The agencies responsible for cybersecurity from the United States, United Kingdom, Australia, and Canada have issued a second alert this week, stating that attacks on managed service providers (MSP) are expected to increase.
The advisory states that if an attacker is able to compromise a service provider, then ransomware or espionage activity could be conducted throughout a provider’s infrastructure, and attack its customers.
“Whether the customer’s network environment is on premises or externally hosted, threat actors can use a vulnerable MSP as an initial access vector to multiple victim networks, with globally cascading effects,” the nations advised.
“NCSC-UK, ACSC, CCCS, CISA, NSA, and FBI expect malicious cyber actors — including state-sponsored advanced persistent threat groups — to step up their targeting of MSPs in their efforts to exploit provider-customer network trust relationships.”
For the purposes of this advice, the MSP definition covers IaaS, PaaS, SaaS, process and support services, as well as cybersecurity services.

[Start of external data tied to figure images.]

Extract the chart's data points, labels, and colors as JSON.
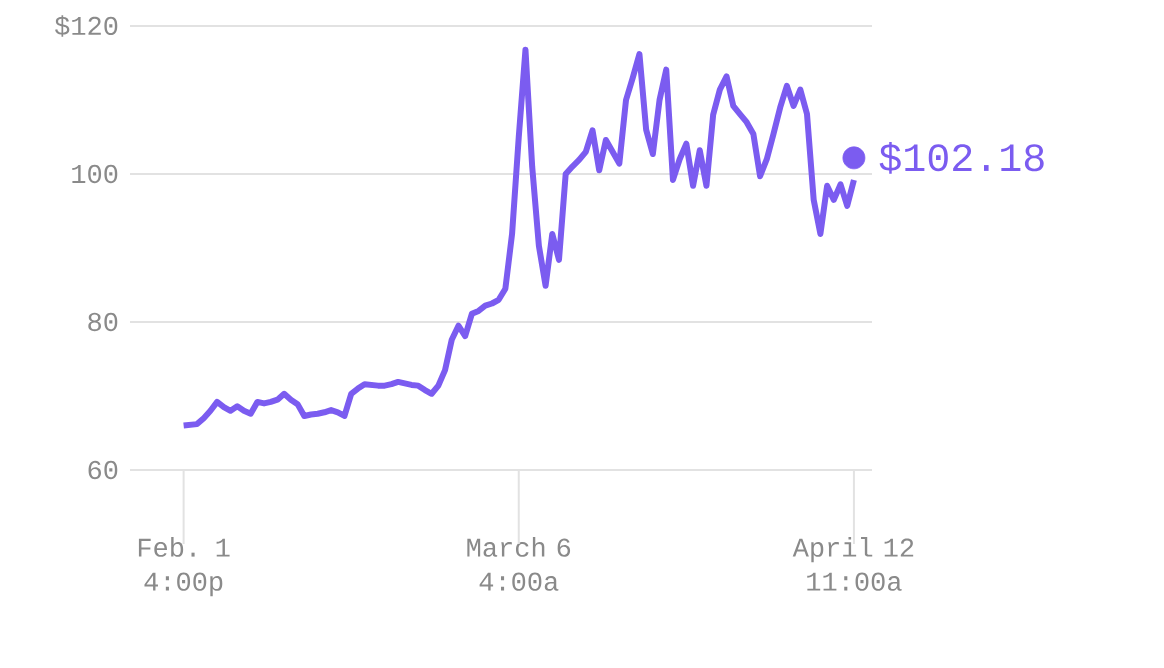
{
  "chart_data": {
    "type": "line",
    "categories": [
      "Feb. 1 4:00p",
      null,
      null,
      null,
      null,
      null,
      null,
      null,
      null,
      null,
      null,
      null,
      null,
      null,
      null,
      null,
      null,
      null,
      null,
      null,
      null,
      null,
      null,
      null,
      null,
      null,
      null,
      null,
      null,
      null,
      null,
      null,
      null,
      null,
      null,
      null,
      null,
      null,
      null,
      null,
      null,
      null,
      null,
      null,
      null,
      null,
      null,
      null,
      null,
      null,
      "March 6 4:00a",
      null,
      null,
      null,
      null,
      null,
      null,
      null,
      null,
      null,
      null,
      null,
      null,
      null,
      null,
      null,
      null,
      null,
      null,
      null,
      null,
      null,
      null,
      null,
      null,
      null,
      null,
      null,
      null,
      null,
      null,
      null,
      null,
      null,
      null,
      null,
      null,
      null,
      null,
      null,
      null,
      null,
      null,
      null,
      null,
      null,
      null,
      null,
      null,
      null,
      "April 12 11:00a"
    ],
    "series": [
      {
        "color": "#7b5cf0",
        "values": [
          66,
          66.1,
          66.2,
          67,
          68,
          69.2,
          68.5,
          68,
          68.6,
          68,
          67.6,
          69.2,
          69,
          69.2,
          69.5,
          70.3,
          69.5,
          68.9,
          67.3,
          67.5,
          67.6,
          67.8,
          68.1,
          67.8,
          67.3,
          70.3,
          71,
          71.6,
          71.5,
          71.4,
          71.4,
          71.6,
          71.9,
          71.7,
          71.5,
          71.4,
          70.8,
          70.3,
          71.4,
          73.5,
          77.6,
          79.5,
          78.1,
          81.1,
          81.5,
          82.2,
          82.5,
          83,
          84.5,
          91.9,
          105,
          116.8,
          101,
          90.3,
          84.9,
          91.9,
          88.4,
          100,
          101,
          101.9,
          103,
          105.9,
          100.5,
          104.6,
          103,
          101.4,
          110,
          113,
          116.2,
          106,
          102.7,
          110,
          114.1,
          99.2,
          102,
          104.1,
          98.4,
          103.2,
          98.4,
          108,
          111.4,
          113.2,
          109.2,
          108.1,
          107,
          105.4,
          99.7,
          102,
          105.4,
          109,
          111.9,
          109.2,
          111.4,
          108.1,
          96.5,
          91.9,
          98.4,
          96.5,
          98.6,
          95.7,
          99.2
        ]
      },
      {
        "type": "scatter",
        "color": "#7b5cf0",
        "marker": "circle",
        "x": [
          "April 12 11:00a"
        ],
        "values": [
          102.18
        ],
        "value_labels": [
          "$102.18"
        ]
      }
    ],
    "ylim": [
      60,
      120
    ],
    "yticks": [
      {
        "value": 60,
        "label": "60"
      },
      {
        "value": 80,
        "label": "80"
      },
      {
        "value": 100,
        "label": "100"
      },
      {
        "value": 120,
        "label": "$120"
      }
    ],
    "grid": "y",
    "line_style": "solid",
    "marker": "none"
  }
}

In pretty obvious advice, the initial recommendation is to not get compromised in the first place. Beyond that, users are advised to adopt familiar set of advice such as: Improve monitoring and logging, update software, have backups, use multi-factor authentication, segregate internal networks, use a least privilege approach, and remove old user accounts.
It is advised that users check contracts contain clauses to ensure MSPs have sufficient security controls in place.
“Customers should ensure that they have a thorough understanding of the security services their MSP is providing via the contractual arrangement and address any security requirements that fall outside the scope of the contract. Note: contracts should detail how and when MSPs notify the customer of an incident affecting the customer’s environment,” the advisory states.
“MSPs, when negotiating the terms of a contract with their customer, should provide clear explanations of the services the customer is purchasing, services the customer is not purchasing, and all contingencies for incident response and recovery.”